Procedures and Hands-On Training

PM&R is more procedural than many people expect. Residents get extensive training in electrodiagnostic medicine, the use of needle-based nerve and muscle testing to diagnose conditions like carpal tunnel syndrome, radiculopathy, and peripheral neuropathies. Programs dedicate substantial block time to this, often enough to qualify for board certification in electrodiagnostics.

Residents also train in ultrasound-guided injections for joints and soft tissue, fluoroscopically guided spine injections (often practiced first on cadavers), and musculoskeletal ultrasound for both diagnosis and procedures. Some programs include a formal anatomy course using prosected cadavers paired with hands-on ultrasound and physical examination skills training. Notably, ancillary tasks like starting IVs, drawing blood, and performing EKGs are handled by other staff, so residents spend their time on rehabilitation-specific clinical and procedural work.

Getting In: Match Competitiveness

PM&R is a moderately competitive specialty. In 2024, the NRMP reported 60 enrolled programs with a 97.9% match rate among certified applicants who submitted rank lists. That high match rate reflects a relatively balanced supply and demand, though it still requires strong applications. Most applicants complete away rotations and secure letters of recommendation from physiatrists to be competitive.

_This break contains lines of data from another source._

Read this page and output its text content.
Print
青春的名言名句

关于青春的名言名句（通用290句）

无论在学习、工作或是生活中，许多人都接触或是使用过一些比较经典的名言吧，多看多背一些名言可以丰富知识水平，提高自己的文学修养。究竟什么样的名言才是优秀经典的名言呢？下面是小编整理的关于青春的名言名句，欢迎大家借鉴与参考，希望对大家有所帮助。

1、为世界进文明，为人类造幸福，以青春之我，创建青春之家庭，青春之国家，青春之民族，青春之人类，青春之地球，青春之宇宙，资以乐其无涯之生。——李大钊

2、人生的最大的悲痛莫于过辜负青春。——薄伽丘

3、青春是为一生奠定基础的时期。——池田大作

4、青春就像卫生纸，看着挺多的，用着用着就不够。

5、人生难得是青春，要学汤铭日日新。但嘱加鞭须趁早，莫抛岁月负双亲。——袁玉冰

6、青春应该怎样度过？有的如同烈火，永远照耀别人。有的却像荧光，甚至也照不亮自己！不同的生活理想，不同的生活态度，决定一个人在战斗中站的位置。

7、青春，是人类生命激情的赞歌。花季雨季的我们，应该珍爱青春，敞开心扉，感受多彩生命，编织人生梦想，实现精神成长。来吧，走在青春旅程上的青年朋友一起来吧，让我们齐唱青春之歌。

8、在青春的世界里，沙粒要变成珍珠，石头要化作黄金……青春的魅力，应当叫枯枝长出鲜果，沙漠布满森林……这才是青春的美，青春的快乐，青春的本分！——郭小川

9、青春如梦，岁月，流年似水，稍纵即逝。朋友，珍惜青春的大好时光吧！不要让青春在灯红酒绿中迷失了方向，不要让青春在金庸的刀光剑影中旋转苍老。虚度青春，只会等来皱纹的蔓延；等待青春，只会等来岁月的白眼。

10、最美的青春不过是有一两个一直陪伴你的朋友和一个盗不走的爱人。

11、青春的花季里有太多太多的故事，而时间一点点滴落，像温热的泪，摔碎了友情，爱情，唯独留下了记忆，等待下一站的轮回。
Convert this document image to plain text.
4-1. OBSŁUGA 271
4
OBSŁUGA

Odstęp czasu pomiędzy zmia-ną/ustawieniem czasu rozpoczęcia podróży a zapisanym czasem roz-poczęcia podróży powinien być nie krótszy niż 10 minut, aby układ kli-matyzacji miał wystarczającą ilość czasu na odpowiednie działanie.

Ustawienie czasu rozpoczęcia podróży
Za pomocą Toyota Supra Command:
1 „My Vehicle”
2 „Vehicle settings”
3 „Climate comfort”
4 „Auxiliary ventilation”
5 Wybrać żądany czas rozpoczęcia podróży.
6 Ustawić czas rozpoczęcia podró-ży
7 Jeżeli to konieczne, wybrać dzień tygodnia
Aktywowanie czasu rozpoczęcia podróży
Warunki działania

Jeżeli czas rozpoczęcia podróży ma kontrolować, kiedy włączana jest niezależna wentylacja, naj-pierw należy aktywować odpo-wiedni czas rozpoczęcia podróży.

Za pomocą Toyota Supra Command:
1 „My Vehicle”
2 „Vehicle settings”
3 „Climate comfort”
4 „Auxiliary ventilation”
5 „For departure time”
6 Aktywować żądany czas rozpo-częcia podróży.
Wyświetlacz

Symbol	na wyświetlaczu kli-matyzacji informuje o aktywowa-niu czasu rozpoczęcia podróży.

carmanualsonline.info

Board Certification After Residency

After completing residency, new graduates sit for the American Board of Physical Medicine and Rehabilitation certification, which has two parts. Part I is a computer-based multiple-choice exam taken in August, typically right after graduation. It covers the full scope of PM&R knowledge through both factual questions and clinical scenarios. Results come back in September or October, and those who pass can immediately apply for Part II, an oral exam administered virtually in the spring. Part II pairs you with four examiners across two sessions, testing your clinical reasoning, patient management decisions, and communication skills in a conversational format.

Fellowship Subspecialties

PM&R opens the door to seven board-recognized subspecialties through additional fellowship training:

  • Brain Injury Medicine: managing recovery and long-term care after traumatic or acquired brain injuries
  • Spinal Cord Injury Medicine: treating the complex medical and functional needs of people with paralysis
  • Sports Medicine: diagnosing and treating musculoskeletal injuries in athletes and active individuals
  • Pain Medicine: managing chronic pain through interventional procedures and multidisciplinary approaches
  • Neuromuscular Medicine: diagnosing and treating disorders of nerves and muscles
  • Pediatric Rehabilitation Medicine: caring for children with congenital and acquired disabilities
  • Hospice and Palliative Medicine: focusing on quality of life and symptom management for serious illness

Fellowships typically add one to two years of training. Many PM&R graduates choose to practice as generalists without subspecializing, particularly those interested in a mix of musculoskeletal and rehabilitation care.

Salary and Career Paths

The average annual compensation for physiatrists in clinical practice is roughly $365,500, based on combined 2024 and 2025 salary reports. That number shifts significantly depending on practice setting and location. Private practice, especially in interventional spine or musculoskeletal-focused clinics, typically pays more than academic positions, where the tradeoff is teaching opportunities, research time, loan repayment programs, and more predictable schedules. Hospital employment falls somewhere in between, often combining a base salary with productivity bonuses.

Geography matters too. Urban and coastal areas tend to have more physiatrists competing for positions, which can push salaries down. Rural and underserved regions frequently offer higher base pay, signing bonuses, and loan repayment incentives. Taking on a medical directorship or leading an inpatient rehabilitation unit adds supplemental income on top of clinical earnings. In general, compensation scales with patient volume and procedural work, so physiatrists who perform more spine injections or electrodiagnostic studies tend to earn at the higher end of the range.